Mr. Bryan’s assertion that real estate is inherently stable is reminiscent of Ben Bernanke’s famous interview in which he brushed off the possibility of a housing bubble in the US because house prices had never declined on a nation-wide basis.
The reality, as is now being discovered by millions of home owners all over the Western world, is that real estate is inherently volatile simply because of the leveraged nature of most real estate purchases. The vast majority of stock and mutual fund purchases are made with savings. This is not the case with real estate.

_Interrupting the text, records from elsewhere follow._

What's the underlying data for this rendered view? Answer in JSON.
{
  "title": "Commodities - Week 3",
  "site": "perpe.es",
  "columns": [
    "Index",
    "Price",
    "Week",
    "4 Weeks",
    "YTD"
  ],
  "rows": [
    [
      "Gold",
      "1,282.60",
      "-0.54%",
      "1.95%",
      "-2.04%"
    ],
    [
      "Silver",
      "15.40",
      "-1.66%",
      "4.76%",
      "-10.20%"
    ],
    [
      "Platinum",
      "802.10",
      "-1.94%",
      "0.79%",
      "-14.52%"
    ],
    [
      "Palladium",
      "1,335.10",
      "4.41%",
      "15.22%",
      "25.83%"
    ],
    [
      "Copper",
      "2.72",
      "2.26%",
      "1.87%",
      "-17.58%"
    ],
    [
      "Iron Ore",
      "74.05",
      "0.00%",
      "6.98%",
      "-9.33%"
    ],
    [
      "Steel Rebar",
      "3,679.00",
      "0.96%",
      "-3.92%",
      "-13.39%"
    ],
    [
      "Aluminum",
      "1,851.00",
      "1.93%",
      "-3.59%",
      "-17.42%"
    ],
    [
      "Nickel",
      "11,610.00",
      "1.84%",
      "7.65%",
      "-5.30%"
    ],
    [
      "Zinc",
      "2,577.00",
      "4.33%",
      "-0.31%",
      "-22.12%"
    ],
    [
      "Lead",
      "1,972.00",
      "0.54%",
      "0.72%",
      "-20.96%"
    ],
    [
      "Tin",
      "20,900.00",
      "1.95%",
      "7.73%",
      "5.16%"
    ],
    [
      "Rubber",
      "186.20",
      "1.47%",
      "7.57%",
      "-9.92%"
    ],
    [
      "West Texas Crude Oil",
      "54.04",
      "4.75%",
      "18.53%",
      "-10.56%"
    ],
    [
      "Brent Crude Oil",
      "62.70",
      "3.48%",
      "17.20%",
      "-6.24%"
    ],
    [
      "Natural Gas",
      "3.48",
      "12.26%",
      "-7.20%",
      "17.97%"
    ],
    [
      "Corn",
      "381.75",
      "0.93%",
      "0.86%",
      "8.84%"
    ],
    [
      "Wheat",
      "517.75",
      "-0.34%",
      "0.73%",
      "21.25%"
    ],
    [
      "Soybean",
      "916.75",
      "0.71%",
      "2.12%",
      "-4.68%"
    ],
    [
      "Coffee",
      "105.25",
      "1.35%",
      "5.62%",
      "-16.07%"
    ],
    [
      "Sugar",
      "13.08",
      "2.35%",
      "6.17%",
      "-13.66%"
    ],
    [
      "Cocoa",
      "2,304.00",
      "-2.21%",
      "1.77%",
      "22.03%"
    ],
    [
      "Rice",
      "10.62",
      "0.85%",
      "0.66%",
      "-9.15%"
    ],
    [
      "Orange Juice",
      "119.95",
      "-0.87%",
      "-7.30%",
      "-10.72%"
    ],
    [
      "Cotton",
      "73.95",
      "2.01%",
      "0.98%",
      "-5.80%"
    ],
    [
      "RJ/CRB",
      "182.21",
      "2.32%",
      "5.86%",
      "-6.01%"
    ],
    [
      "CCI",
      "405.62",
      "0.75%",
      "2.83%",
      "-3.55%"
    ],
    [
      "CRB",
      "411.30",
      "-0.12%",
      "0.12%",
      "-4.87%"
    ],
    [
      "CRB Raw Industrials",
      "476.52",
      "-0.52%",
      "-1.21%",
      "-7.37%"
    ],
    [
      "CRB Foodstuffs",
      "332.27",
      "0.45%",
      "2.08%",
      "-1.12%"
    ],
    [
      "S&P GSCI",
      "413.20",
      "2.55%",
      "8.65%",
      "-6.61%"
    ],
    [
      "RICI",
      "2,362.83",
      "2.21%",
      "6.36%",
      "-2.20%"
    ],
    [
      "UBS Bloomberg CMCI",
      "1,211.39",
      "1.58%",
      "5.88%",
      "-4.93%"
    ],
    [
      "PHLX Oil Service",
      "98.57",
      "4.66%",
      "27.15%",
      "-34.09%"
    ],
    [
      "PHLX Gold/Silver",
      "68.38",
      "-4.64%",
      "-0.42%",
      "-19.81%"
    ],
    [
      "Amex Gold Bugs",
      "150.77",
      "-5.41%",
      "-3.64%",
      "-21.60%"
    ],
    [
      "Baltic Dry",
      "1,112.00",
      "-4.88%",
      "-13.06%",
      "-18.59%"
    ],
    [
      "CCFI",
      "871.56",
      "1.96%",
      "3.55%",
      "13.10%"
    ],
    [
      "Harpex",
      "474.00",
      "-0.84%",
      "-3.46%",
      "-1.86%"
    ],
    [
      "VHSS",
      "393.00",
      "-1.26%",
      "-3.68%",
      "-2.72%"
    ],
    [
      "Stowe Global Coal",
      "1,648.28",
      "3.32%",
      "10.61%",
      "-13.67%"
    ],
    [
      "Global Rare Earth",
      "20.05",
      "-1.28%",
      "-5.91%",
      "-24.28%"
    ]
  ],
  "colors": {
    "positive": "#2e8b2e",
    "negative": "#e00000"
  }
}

Consider the example of a first time home buyer who purchases a home with a 10% down payment. If the home is worth 200K, they start out with $20,000 (10%) in equity. Well, not quite as they would have to pay 5% to sell it, plus legal fees and the substantial costs of breaking the mortgage…but I digress. If the real estate market declines by 10%, they’ve lost 10% of their investment, right? Wrong! They’ve lost 100% of their investment as they now have zero equity remaining, but still lots of debt which is now impossible to escape from without ponying up additional cash to cover the transaction fees associated with selling.
This is what people like Mr. Bryan forget. Leverage = risk. The notion that real estate is inherently stable is questionable at best, but is outright false when one considers the leverage carried by the average new home owner.
This is dangerous, misleading information. Mr. Bryan owes it to himself and his readers to become much more familiar with the issues he claims to be an expert on before writing ‘thin gruel’ like this ridiculous article.